You and a friend each synthesize a compound with the formula \(\mathrm{XeCl}_{2} \mathrm{F}_{2} .\) Your compound is a liquid and your friend's compound is a gas (at the same conditions of temperature and pressure). Explain how the two compounds with the same formulas can exist in different phases at the same conditions of pressure and temperature.

First, we need to know that XeCl2F2 is a compound formed by the central atom xenon (Xe) bonded to two chlorine (Cl) atoms and two fluorine (F) atoms. The electron configuration and repulsion between electron pairs determine the shape of the molecule.

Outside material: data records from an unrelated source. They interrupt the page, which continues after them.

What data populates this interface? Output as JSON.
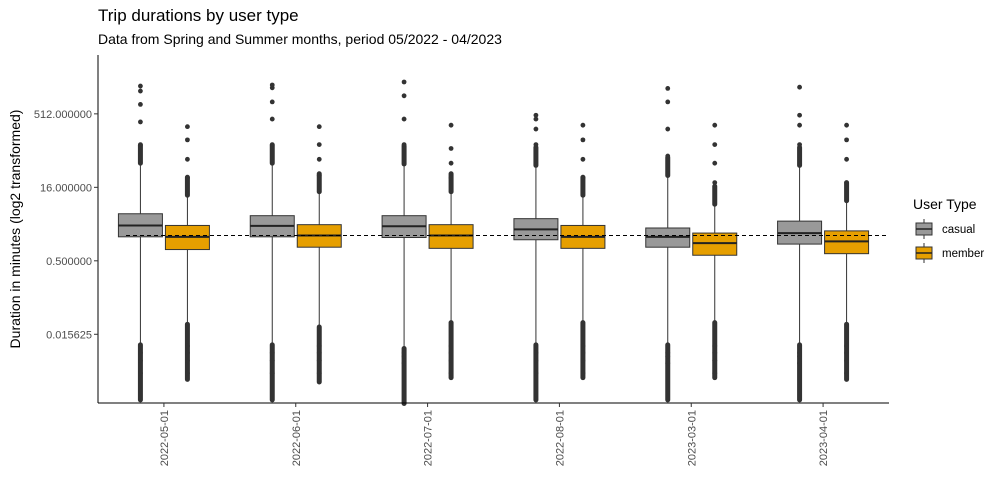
{
  "chart_data": {
    "type": "boxplot",
    "title": "Trip durations by user type",
    "subtitle": "Data from Spring and Summer months, period 05/2022 - 04/2023",
    "xlabel": "",
    "ylabel": "Duration in minutes (log2 transformed)",
    "y_scale": "log2",
    "ylim": [
      0.0013,
      2300
    ],
    "y_ticks": [
      0.015625,
      0.5,
      16,
      512
    ],
    "y_tick_labels": [
      "0.015625",
      "0.500000",
      "16.000000",
      "512.000000"
    ],
    "categories": [
      "2022-05-01",
      "2022-06-01",
      "2022-07-01",
      "2022-08-01",
      "2023-03-01",
      "2023-04-01"
    ],
    "reference_line": {
      "y": 1.65,
      "style": "dashed"
    },
    "legend": {
      "title": "User Type",
      "position": "right"
    },
    "series": [
      {
        "name": "casual",
        "color": "#999999",
        "boxes": [
          {
            "whisker_low": 0.0095,
            "q1": 1.55,
            "median": 2.65,
            "q3": 4.6,
            "whisker_high": 50,
            "outliers_low": [
              0.0025,
              0.0045,
              0.0065
            ],
            "outliers_high": [
              120,
              350,
              800,
              1500,
              1900
            ]
          },
          {
            "whisker_low": 0.0095,
            "q1": 1.55,
            "median": 2.6,
            "q3": 4.2,
            "whisker_high": 50,
            "outliers_low": [
              0.0025,
              0.0045,
              0.0065
            ],
            "outliers_high": [
              120,
              400,
              900,
              1750,
              2000
            ]
          },
          {
            "whisker_low": 0.008,
            "q1": 1.5,
            "median": 2.55,
            "q3": 4.2,
            "whisker_high": 48,
            "outliers_low": [
              0.004,
              0.0055,
              0.0065
            ],
            "outliers_high": [
              120,
              400,
              1200,
              2300
            ]
          },
          {
            "whisker_low": 0.0095,
            "q1": 1.35,
            "median": 2.2,
            "q3": 3.65,
            "whisker_high": 45,
            "outliers_low": [
              0.0025,
              0.0045,
              0.0065
            ],
            "outliers_high": [
              120,
              250,
              400,
              480
            ]
          },
          {
            "whisker_low": 0.0095,
            "q1": 0.95,
            "median": 1.55,
            "q3": 2.35,
            "whisker_high": 28,
            "outliers_low": [
              0.004,
              0.0055,
              0.0065
            ],
            "outliers_high": [
              70,
              250,
              900,
              1700
            ]
          },
          {
            "whisker_low": 0.0095,
            "q1": 1.1,
            "median": 1.85,
            "q3": 3.25,
            "whisker_high": 45,
            "outliers_low": [
              0.004,
              0.0055,
              0.0065
            ],
            "outliers_high": [
              120,
              300,
              480,
              1800
            ]
          }
        ]
      },
      {
        "name": "member",
        "color": "#E69F00",
        "boxes": [
          {
            "whisker_low": 0.025,
            "q1": 0.85,
            "median": 1.55,
            "q3": 2.65,
            "whisker_high": 11,
            "outliers_low": [
              0.0025,
              0.0045,
              0.0065,
              0.009
            ],
            "outliers_high": [
              25,
              60,
              150,
              280
            ]
          },
          {
            "whisker_low": 0.022,
            "q1": 0.95,
            "median": 1.65,
            "q3": 2.75,
            "whisker_high": 13,
            "outliers_low": [
              0.0025,
              0.0045,
              0.0065,
              0.009
            ],
            "outliers_high": [
              28,
              60,
              120,
              280
            ]
          },
          {
            "whisker_low": 0.027,
            "q1": 0.9,
            "median": 1.65,
            "q3": 2.75,
            "whisker_high": 13,
            "outliers_low": [
              0.0025,
              0.0045,
              0.0065,
              0.009
            ],
            "outliers_high": [
              25,
              50,
              100,
              300
            ]
          },
          {
            "whisker_low": 0.027,
            "q1": 0.9,
            "median": 1.55,
            "q3": 2.65,
            "whisker_high": 11,
            "outliers_low": [
              0.0025,
              0.0045,
              0.0065,
              0.009
            ],
            "outliers_high": [
              25,
              60,
              150,
              300
            ]
          },
          {
            "whisker_low": 0.027,
            "q1": 0.65,
            "median": 1.15,
            "q3": 1.85,
            "whisker_high": 7.2,
            "outliers_low": [
              0.0025,
              0.0045,
              0.0065,
              0.009
            ],
            "outliers_high": [
              20,
              50,
              120,
              300
            ]
          },
          {
            "whisker_low": 0.025,
            "q1": 0.7,
            "median": 1.25,
            "q3": 2.05,
            "whisker_high": 8.5,
            "outliers_low": [
              0.0025,
              0.0045,
              0.0065,
              0.009
            ],
            "outliers_high": [
              20,
              60,
              150,
              300
            ]
          }
        ]
      }
    ]
  }
}
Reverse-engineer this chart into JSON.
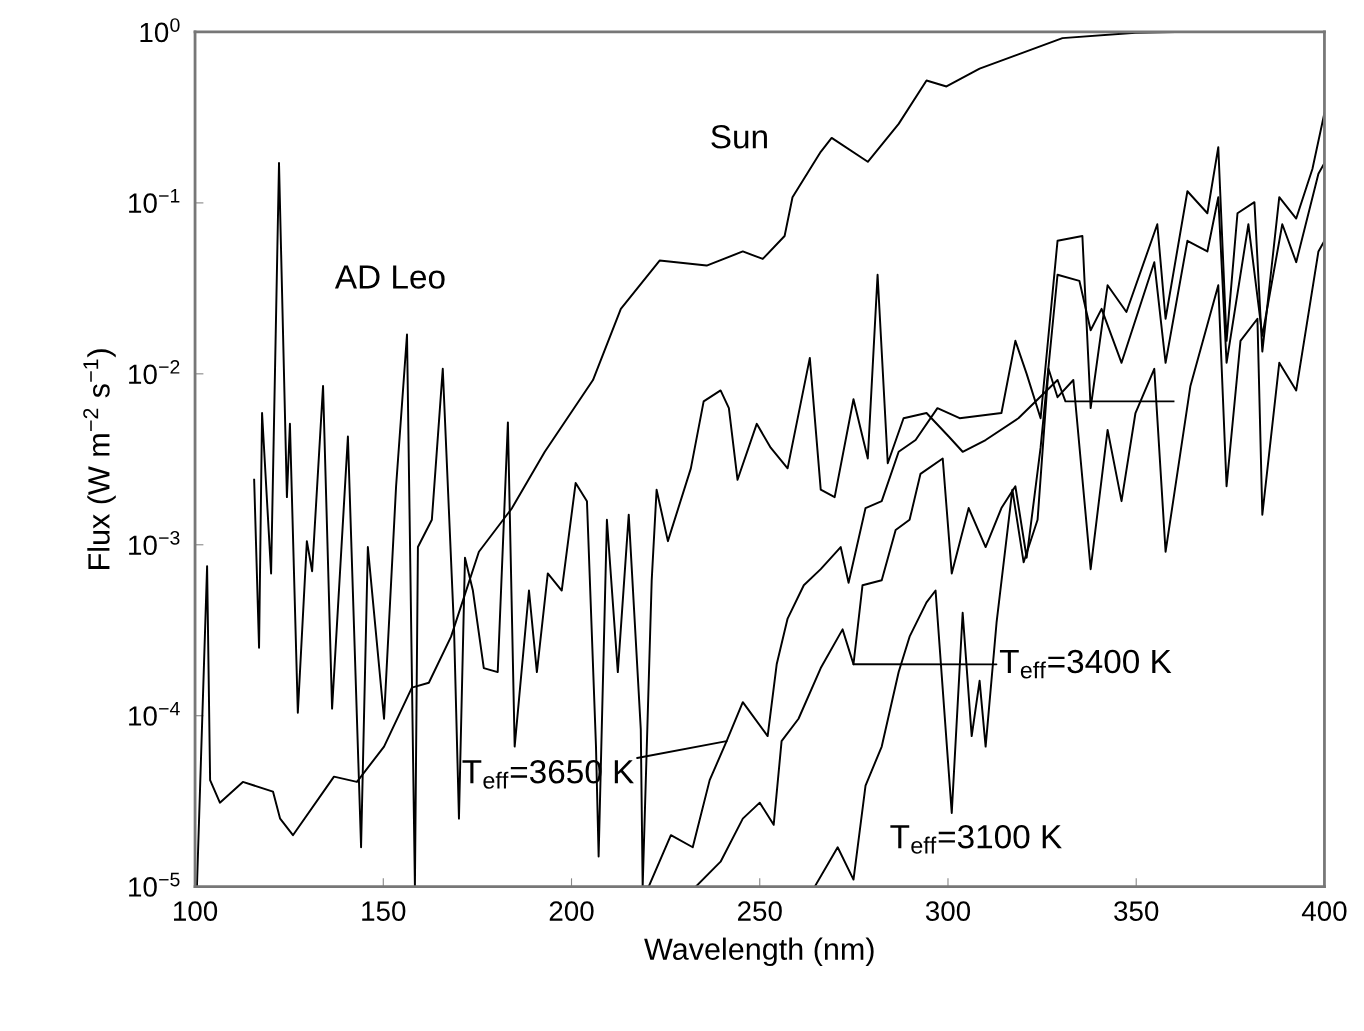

There are two possible molecular structures for XeCl2F2. In one structure, the XeCl2F2 molecule has a square planar shape, with the Cl and F atoms arranged in an alternating pattern in the same plane around the Xe atom. In the other structure, the XeCl2F2 molecule has a T-shaped arrangement with two F atoms in the same plane as the Xe atom and one Cl atom above and one below the plane. These different arrangements lead to variations in intermolecular forces between the molecules, affecting their phase under the same temperature and pressure.

Intermolecular forces play a crucial role in determining the phase of a substance under a given temperature and pressure. There are three main types of intermolecular forces: London dispersion forces, dipole-dipole interactions, and hydrogen bonding. The stronger the intermolecular forces, the higher the boiling point of the substance, making it more likely to be in the liquid phase.

For the square planar structure, the molecule is nonpolar as the dipole moments of the Xe-Cl and Xe-F bonds cancel each other out due to symmetry. Hence, only London dispersion forces are present in this variation of the compound, which are relatively weak, resulting in a lower boiling point and allowing the compound to exist as a gas. In the T-shaped arrangement, the molecule is polar because the two Xe-F bonds have a greater dipole moment directed toward the fluorine atoms, which doesn't cancel out with that of the Xe-Cl bonds. This leads to stronger dipole-dipole interactions between the XeCl2F2 molecules, in addition to the London dispersion forces. This increases the boiling point of the compound, causing it to exist as a liquid at the same temperature and pressure.

In conclusion, the two compounds with the same chemical formula, XeCl2F2, can exist in different phases (liquid and gas) under the same temperature and pressure, because of their different molecular structures. The square planar structure has weaker intermolecular forces (only London dispersion forces), allowing it to exist as a gas, while the T-shaped structure has stronger intermolecular forces (dipole-dipole interactions and London dispersion forces), causing it to exist as a liquid.